NEW YORK - Wall Street’s bankers and traders get paid handsomely, but all things are relative. So it will smart that their employers all reported a drop in revenue for the first six months of the year from the same period in 2018, putting a dent in their compensation. A poorly timed hiring spree is exacerbating the pain.

Those toiling away at Goldman Sachs and Morgan Stanley probably feel the glummest on an absolute basis. Revenue fell by more than 7% at Goldman from a year earlier. The firm run by David Solomon is putting shareholders first by cutting the pool for pay and perks by a larger 11%, and the roughly 3% increase in co-workers takes that to 14% for the average employee.

Staff at Morgan Stanley’s institutional-securities division will be bracing for worse, with pay set aside during the past six months falling slightly more than the 13% drop in the top line, the worst on the Street. James Gorman’s firm doesn’t break out headcount by division, so an outsider can’t deduce average pay. Nor do Citigroup and Bank of America, which also don’t reveal each unit’s compensation.

JPMorgan’s corporate and investment bank does, and staff there are doing better than their peers in two respects. Their pay pool shrank the least – under 2% – even though revenue fell by more than double that. But division chief Daniel Pinto also oversaw an almost 7% increase in staff over the past year. That takes average pay down by more than 8%.

On that basis, employees at Jefferies, which reported earnings last month, will feel more downtrodden. The average staffer faces a more than 11% cut in compensation, almost double the drop in the overall compensation pool as the firm boosted its headcount by almost the same percentage as JPMorgan.

Jefferies is smaller than its peers, but remains the most lucrative place to work. Average annual compensation could hit $464,000 this year, if the ratio of first-half to second-half pay matches last year’s. That’s almost $130,000 a head more than the equivalent number at Goldman. The biggest aren’t always the most generous.

CONTEXT NEWS

- The largest U.S. banks and investment banks reported second-quarter and first-half earnings in the week beginning July 15.

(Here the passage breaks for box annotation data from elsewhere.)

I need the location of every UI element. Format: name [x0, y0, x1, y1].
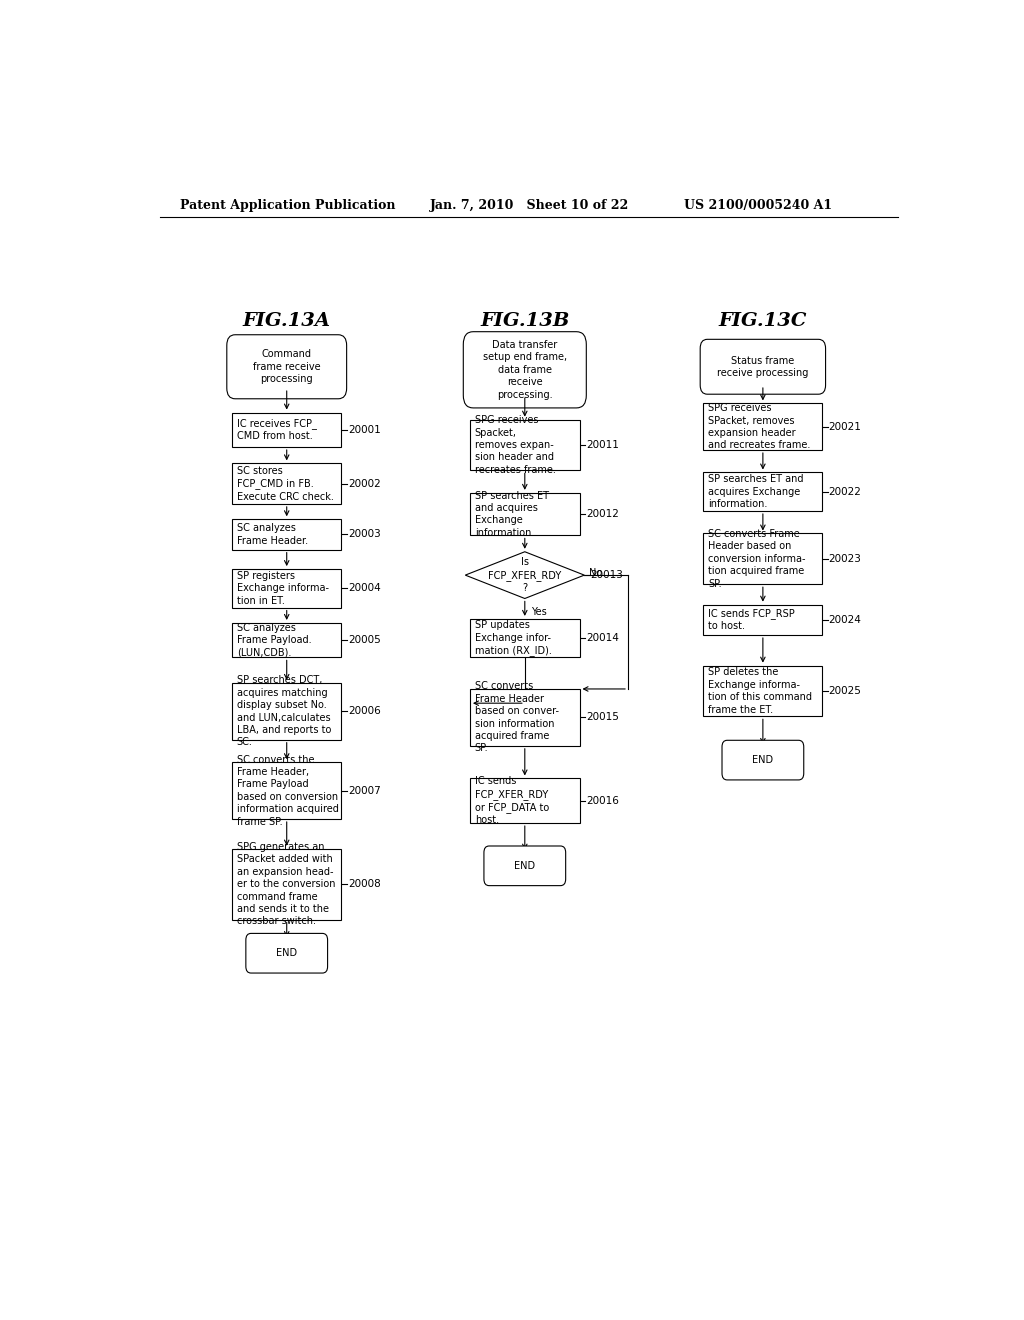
Text: 20016: 20016	[586, 796, 618, 805]
Text: 20011: 20011	[586, 440, 618, 450]
Text: SC converts Frame
Header based on
conversion informa-
tion acquired frame
SP.: SC converts Frame Header based on conver…	[709, 529, 806, 589]
Text: No: No	[589, 568, 602, 578]
Bar	[470, 619, 580, 657]
Text: FIG.13A: FIG.13A	[243, 312, 331, 330]
Text: IC sends FCP_RSP
to host.: IC sends FCP_RSP to host.	[709, 609, 795, 631]
Text: SPG receives
Spacket,
removes expan-
sion header and
recreates frame.: SPG receives Spacket, removes expan- sio…	[475, 416, 556, 475]
Text: 20013: 20013	[591, 570, 624, 579]
FancyBboxPatch shape	[484, 846, 565, 886]
Text: FIG.13B: FIG.13B	[480, 312, 569, 330]
Bar	[703, 473, 822, 511]
Text: 20023: 20023	[828, 554, 861, 564]
Text: SP searches ET
and acquires
Exchange
information.: SP searches ET and acquires Exchange inf…	[475, 491, 549, 537]
Bar	[232, 569, 341, 607]
Text: END: END	[514, 861, 536, 871]
Text: 20001: 20001	[348, 425, 381, 434]
Text: END: END	[276, 948, 297, 958]
Text: Yes: Yes	[531, 607, 547, 616]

- For the first six months of the year Bank of America posted a 1% overall increase in revenue, compared with a year earlier, with JPMorgan adding 4%, compared to the same period in 2018. The top line in their investment-banking units – broadly including trading, advising on deals and underwriting debt and equity – fell by 3.2% and 4.5%, respectively.

- Overall revenue fell by less than 1% over the same time frame at Citigroup, and by mid-single digits at both Goldman Sachs and Morgan Stanley. The top line at Morgan Stanley’s investment bank dropped almost 13%.

- Goldman and Morgan Stanley had almost 3% more employees than at the end of June last year. JPMorgan had added almost 7% to the ranks of its investment bank. Jefferies Group, which reported earnings a year earlier had just over 6% more staff at the end of May, when its second quarter closed, than a year earlier.